For the first time the expected value of a lotto ticket is greater than its cost - tomkwok
http://www.theguardian.com/science/2016/jan/09/national-lottery-lotto-drawing-odds-of-winning-maths
======
garethrees
The Guardian quotes Adam Rivers of KPMG as saying, “You’d need close to all 50
million eligible people in the UK to purchase at least one ticket in order for
the expected value to go below the £2 purchase price”

The Telegraph reports that 47 million tickets were sold.
[http://www.telegraph.co.uk/news/uknews/12089331/lottery-
resu...](http://www.telegraph.co.uk/news/uknews/12089331/lottery-results-
tickets-lotto-jackpot-tv-channel-time-live.html)

------
DrScump
Isn't it false to say "the expected value of a lotto ticket is greater than
its cost" as opposed to "the expected _cumulative_ value of _all_ lotto
tickets is greater than their total cost"?

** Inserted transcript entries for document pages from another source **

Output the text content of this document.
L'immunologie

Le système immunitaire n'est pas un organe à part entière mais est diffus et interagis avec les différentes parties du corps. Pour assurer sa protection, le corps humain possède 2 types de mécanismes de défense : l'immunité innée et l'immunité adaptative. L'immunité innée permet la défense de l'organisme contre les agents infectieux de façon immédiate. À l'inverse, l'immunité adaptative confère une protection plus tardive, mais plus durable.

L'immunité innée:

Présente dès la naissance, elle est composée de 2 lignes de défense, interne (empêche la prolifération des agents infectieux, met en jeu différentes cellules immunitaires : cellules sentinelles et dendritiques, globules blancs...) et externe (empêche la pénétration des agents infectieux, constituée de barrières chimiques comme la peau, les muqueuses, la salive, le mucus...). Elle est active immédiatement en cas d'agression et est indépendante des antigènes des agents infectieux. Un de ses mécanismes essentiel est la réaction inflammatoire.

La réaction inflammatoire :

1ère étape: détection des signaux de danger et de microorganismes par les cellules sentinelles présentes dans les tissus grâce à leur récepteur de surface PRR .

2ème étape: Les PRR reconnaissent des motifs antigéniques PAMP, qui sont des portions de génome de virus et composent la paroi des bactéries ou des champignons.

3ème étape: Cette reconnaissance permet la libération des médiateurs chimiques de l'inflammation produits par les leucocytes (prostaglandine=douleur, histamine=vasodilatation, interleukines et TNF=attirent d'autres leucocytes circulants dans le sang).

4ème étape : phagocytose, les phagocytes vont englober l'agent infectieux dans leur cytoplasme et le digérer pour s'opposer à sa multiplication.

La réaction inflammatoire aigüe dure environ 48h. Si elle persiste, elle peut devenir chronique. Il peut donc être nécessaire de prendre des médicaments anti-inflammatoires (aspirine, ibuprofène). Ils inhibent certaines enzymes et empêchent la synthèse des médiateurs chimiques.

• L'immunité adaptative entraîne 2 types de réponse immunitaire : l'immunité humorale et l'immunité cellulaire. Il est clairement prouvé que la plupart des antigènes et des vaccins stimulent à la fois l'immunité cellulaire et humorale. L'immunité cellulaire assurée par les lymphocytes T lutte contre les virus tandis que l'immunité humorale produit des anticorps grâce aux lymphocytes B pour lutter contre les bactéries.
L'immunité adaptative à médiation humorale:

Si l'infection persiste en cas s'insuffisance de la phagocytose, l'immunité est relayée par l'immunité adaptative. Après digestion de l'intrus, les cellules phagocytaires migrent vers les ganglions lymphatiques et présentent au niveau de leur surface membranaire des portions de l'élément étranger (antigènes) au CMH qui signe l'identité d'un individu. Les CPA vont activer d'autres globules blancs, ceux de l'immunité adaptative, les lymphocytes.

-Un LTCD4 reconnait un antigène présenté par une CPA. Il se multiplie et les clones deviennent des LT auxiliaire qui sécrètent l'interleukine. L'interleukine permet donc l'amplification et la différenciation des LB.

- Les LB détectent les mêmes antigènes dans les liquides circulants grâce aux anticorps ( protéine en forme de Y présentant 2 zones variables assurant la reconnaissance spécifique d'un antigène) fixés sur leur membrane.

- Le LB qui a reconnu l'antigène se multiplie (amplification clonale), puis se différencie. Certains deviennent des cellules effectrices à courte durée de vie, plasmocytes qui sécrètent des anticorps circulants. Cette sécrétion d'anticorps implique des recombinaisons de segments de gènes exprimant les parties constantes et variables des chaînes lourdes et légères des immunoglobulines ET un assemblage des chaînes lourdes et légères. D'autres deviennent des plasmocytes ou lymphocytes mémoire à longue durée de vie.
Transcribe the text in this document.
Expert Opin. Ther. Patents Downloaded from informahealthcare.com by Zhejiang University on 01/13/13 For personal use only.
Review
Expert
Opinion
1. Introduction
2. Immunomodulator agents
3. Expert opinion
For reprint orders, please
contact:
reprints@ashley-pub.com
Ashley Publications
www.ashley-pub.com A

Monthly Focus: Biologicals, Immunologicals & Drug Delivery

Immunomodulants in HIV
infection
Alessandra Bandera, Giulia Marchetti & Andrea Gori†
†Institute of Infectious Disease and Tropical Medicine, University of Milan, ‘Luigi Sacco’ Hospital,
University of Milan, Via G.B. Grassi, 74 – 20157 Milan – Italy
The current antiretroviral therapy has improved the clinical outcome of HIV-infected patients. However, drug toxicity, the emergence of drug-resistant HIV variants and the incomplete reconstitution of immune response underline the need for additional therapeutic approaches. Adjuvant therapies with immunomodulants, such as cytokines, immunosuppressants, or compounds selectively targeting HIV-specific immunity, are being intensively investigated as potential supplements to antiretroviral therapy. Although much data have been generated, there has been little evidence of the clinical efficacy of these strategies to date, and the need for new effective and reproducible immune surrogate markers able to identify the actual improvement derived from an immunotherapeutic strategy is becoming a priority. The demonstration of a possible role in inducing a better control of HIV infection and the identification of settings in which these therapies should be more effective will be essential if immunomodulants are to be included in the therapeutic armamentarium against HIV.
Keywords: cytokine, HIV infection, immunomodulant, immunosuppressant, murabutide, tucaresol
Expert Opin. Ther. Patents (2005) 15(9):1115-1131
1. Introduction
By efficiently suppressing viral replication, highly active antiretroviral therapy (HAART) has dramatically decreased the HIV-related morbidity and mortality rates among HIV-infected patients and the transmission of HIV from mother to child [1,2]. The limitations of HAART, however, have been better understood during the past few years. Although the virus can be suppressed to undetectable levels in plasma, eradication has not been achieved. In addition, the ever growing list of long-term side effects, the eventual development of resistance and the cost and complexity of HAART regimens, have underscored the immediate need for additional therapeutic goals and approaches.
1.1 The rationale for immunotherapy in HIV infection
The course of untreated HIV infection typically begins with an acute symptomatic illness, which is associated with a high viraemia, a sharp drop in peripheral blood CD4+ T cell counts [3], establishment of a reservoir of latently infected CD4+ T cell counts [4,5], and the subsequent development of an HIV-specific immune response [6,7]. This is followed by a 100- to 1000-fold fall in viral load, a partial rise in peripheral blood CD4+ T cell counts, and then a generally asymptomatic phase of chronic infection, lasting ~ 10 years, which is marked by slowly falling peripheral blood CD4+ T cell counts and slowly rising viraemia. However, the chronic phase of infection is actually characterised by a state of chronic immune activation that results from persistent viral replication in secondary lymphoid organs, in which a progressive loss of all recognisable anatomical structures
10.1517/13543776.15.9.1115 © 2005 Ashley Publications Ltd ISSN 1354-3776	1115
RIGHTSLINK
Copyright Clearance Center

Because, a given ticket can only have the values of jackpot (or share
thereof), intermediate prize (or share thereof), or zero (most being zero).

------
thaumasiotes
This wouldn't be the first time; positive EV lotteries have happened often in
the past.

------
ErikVandeWater
Interesting, but it shouldn't change people's behavior that the expected value
is positive. If you buy lottery tickets just for fun, then you will still buy
it, but if you are considering buying it for the utility it will generate it
still has a negative expected utility (because any amount of money over say -
10 million Euro - has incredibly small impact on your happiness, whereas those
2 pounds you spent on the ticket have a much greater effect on your utility).